Nous avons un sens très aigu de la responsabilité que l’Eglise nous a confiée en Terre Sainte. Nous ne devons pas considérer la Terre Sainte comme une médaille ou une terre qui nous appartient. C’est un cadeau qui nous a été confié et nous devons en prendre grand soin en continuant à proposer cette vocation et ce service missionnaire aux frères. En tant que Ministre général, je veux m’engager à proposer cette mission lors des visites dans les différentes provinces de l’Ordre [i]. Ensuite, nous devons veiller à l’accompagnement de la Custodie, dans sa gouvernance, dans le parcours de formation et aussi dans le développement de la présence missionnaire en Israël/Palestine (Syrie et Liban) pour ce qui concerne les écoles et l’éducation, comme aussi l’aspect pastoral tant au niveau paroissial que dans l’accompagnement des pèlerins, une proposition qui doit être de plus en plus qualifiée.
Les Frères Mineurs du Moyen-Orient s’engagent en faveur de la justice et de la paix, de l’œcuménisme et de l’interreligieux …

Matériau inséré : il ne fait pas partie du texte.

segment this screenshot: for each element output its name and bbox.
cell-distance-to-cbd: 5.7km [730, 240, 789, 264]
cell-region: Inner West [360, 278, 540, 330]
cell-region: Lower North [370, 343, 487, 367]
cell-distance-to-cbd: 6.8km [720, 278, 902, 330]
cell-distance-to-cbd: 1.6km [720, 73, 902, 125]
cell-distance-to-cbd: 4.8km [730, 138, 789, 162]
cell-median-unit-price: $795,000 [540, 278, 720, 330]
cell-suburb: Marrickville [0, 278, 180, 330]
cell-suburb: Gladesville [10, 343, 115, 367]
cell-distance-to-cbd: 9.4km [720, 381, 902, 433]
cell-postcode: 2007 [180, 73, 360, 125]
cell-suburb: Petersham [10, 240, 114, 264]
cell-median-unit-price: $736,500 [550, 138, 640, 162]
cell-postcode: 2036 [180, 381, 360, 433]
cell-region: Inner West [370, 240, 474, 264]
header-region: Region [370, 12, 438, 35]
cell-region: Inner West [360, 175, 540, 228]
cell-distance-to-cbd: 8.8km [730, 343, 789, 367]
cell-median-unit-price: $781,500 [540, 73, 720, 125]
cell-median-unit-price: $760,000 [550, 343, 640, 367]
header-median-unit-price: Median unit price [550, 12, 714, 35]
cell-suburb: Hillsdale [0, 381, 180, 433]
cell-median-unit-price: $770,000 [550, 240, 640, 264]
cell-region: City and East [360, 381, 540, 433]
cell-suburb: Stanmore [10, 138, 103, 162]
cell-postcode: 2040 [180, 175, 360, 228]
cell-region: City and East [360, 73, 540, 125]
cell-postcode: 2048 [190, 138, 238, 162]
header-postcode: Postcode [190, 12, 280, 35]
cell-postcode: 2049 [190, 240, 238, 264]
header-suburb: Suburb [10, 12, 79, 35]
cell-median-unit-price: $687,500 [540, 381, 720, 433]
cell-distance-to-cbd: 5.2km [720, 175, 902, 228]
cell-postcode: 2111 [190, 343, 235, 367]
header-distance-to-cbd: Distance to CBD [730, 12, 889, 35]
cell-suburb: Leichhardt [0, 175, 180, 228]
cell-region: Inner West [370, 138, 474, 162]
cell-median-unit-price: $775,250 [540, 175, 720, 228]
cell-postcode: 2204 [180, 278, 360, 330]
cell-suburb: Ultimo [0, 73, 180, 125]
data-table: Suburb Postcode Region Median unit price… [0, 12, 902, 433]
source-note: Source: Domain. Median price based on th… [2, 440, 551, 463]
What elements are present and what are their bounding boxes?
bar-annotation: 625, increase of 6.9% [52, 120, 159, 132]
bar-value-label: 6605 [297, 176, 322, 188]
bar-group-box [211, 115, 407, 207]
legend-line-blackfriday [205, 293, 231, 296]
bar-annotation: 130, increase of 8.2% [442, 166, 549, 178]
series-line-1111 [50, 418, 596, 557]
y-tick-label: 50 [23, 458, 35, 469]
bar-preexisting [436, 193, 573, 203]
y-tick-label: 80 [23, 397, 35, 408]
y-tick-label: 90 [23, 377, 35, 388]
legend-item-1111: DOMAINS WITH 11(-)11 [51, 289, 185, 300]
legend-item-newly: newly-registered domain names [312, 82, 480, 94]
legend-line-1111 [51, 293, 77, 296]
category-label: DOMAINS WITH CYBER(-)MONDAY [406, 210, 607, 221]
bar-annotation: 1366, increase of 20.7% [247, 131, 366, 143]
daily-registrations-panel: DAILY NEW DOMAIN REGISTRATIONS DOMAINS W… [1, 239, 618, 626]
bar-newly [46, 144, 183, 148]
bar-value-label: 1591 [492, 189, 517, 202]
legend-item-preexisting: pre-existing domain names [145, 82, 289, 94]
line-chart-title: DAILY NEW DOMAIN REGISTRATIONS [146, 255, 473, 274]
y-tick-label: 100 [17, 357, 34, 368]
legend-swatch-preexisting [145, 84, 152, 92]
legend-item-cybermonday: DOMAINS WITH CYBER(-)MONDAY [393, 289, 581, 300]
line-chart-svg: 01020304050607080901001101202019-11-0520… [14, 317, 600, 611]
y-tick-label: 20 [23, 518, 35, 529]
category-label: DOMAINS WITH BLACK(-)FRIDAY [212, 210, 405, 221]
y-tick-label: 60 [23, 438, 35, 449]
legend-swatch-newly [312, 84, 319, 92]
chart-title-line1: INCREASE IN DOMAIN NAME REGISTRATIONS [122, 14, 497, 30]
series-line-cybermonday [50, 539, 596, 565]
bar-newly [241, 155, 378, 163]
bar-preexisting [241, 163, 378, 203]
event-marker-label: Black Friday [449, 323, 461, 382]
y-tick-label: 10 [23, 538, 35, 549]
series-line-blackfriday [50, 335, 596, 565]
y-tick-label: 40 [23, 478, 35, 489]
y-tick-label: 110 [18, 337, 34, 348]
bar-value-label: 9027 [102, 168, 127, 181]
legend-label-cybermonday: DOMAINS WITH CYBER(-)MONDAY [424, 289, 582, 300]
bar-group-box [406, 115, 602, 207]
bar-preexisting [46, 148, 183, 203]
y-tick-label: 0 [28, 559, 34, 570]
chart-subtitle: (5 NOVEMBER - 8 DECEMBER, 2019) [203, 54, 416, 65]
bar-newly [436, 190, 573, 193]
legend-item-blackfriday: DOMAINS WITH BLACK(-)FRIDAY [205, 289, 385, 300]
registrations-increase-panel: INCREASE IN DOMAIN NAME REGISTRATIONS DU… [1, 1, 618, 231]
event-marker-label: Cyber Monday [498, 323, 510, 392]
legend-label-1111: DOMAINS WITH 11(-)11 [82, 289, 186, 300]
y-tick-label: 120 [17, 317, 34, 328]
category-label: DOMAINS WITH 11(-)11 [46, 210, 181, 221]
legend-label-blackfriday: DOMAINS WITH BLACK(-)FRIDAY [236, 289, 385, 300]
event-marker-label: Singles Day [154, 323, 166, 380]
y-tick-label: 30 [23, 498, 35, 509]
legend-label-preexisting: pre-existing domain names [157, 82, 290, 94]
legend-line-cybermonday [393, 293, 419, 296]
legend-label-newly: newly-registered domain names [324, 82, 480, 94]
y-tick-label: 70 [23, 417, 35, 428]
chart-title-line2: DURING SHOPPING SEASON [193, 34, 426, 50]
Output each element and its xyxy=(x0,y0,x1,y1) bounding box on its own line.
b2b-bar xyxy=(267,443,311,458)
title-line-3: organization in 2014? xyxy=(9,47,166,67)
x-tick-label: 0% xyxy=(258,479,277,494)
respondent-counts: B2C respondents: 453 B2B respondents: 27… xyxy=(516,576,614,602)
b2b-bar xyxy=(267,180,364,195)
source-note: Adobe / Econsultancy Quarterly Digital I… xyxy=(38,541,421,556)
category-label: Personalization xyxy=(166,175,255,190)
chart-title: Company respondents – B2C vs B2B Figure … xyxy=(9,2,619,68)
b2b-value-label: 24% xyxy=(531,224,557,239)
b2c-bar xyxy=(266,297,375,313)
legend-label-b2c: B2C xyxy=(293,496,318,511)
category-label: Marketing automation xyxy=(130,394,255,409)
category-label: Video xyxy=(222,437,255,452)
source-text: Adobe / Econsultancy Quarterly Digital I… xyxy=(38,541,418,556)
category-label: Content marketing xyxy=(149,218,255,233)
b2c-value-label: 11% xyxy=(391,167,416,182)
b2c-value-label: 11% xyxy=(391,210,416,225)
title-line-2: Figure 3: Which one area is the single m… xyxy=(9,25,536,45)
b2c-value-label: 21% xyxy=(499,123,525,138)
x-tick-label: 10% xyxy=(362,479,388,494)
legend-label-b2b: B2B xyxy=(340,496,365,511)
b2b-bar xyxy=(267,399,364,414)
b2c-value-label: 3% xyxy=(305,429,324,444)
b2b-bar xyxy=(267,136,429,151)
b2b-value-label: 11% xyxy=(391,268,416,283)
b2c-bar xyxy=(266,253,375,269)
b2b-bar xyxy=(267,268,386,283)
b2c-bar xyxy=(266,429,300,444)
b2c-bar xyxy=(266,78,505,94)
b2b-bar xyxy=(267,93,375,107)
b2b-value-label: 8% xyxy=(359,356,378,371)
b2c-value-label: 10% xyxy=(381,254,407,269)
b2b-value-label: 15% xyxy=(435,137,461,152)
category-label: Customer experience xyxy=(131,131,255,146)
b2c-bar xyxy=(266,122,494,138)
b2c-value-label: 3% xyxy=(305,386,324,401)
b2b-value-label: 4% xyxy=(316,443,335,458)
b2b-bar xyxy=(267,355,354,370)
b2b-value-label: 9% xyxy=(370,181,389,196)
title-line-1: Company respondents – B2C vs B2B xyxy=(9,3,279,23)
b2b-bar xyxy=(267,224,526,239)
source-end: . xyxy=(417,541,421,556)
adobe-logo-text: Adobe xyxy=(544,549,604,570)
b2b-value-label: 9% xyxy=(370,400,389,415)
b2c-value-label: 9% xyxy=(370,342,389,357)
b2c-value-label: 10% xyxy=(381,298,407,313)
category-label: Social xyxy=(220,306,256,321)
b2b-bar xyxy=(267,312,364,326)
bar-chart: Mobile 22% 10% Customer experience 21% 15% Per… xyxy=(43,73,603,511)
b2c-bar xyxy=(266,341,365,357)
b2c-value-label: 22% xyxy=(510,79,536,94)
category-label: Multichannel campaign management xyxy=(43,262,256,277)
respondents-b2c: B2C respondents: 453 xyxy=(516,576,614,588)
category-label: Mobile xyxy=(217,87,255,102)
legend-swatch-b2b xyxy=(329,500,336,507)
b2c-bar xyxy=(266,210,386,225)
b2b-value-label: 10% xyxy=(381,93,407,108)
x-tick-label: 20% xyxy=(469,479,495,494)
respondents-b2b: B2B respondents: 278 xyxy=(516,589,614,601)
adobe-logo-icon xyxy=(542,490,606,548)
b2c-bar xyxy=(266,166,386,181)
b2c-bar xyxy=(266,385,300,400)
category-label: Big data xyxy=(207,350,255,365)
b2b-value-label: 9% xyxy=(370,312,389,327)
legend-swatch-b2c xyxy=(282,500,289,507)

La Terre Sainte est un grand laboratoire pour le dialogue avec le judaïsme et l’islam. Bien sûr, nous avons aussi des rencontres avec le monde musulman dans le cadre de nos autres présences séculaires : Maroc, Turquie, Égypte… Plus récemment, l’Indonésie, certaines parties de l’Inde, la Malaisie. Et la liste pourrait continuer avec l’Afrique. Sans parler des contextes européens où la présence de l’islam est forte. En Terre Sainte, ce dialogue reste crucial, par exemple dans les écoles, qui enseignent à ne pas avoir peur des autres. En cela, les écoles de la Custodie rendent un grand service, car elles permettent aux gens d’entreprendre le seul véritable processus de paix, celui de la connaissance mutuelle et du dialogue.
« Aimer et servir la Terre Sainte, c’est écouter cette part de Mystère en elle, en acceptant parfois de ne pas comprendre »
Le dialogue entre les Églises est également central. Il est composé de la vie quotidienne en plus des occasions officielles ou des célébrations. En Terre Sainte, on a l’habitude de mener une diplomatie discrète, la diplomatie des gestes quotidiens, en croyant que sur cette terre où la providence a fait coexister les trois grandes religions monothéistes, il y a encore un Mystère. Jérusalem reste l’image de la ville future où tous les peuples se rencontreront, où il n’y aura plus ni pleurs ni grincements de dents. Un avenir qui se prépare dans la fatigue et les soubresauts qui traversent cette terre. Aimer et servir la Terre Sainte, c’est écouter cette part de Mystère en elle, en acceptant parfois de ne pas comprendre.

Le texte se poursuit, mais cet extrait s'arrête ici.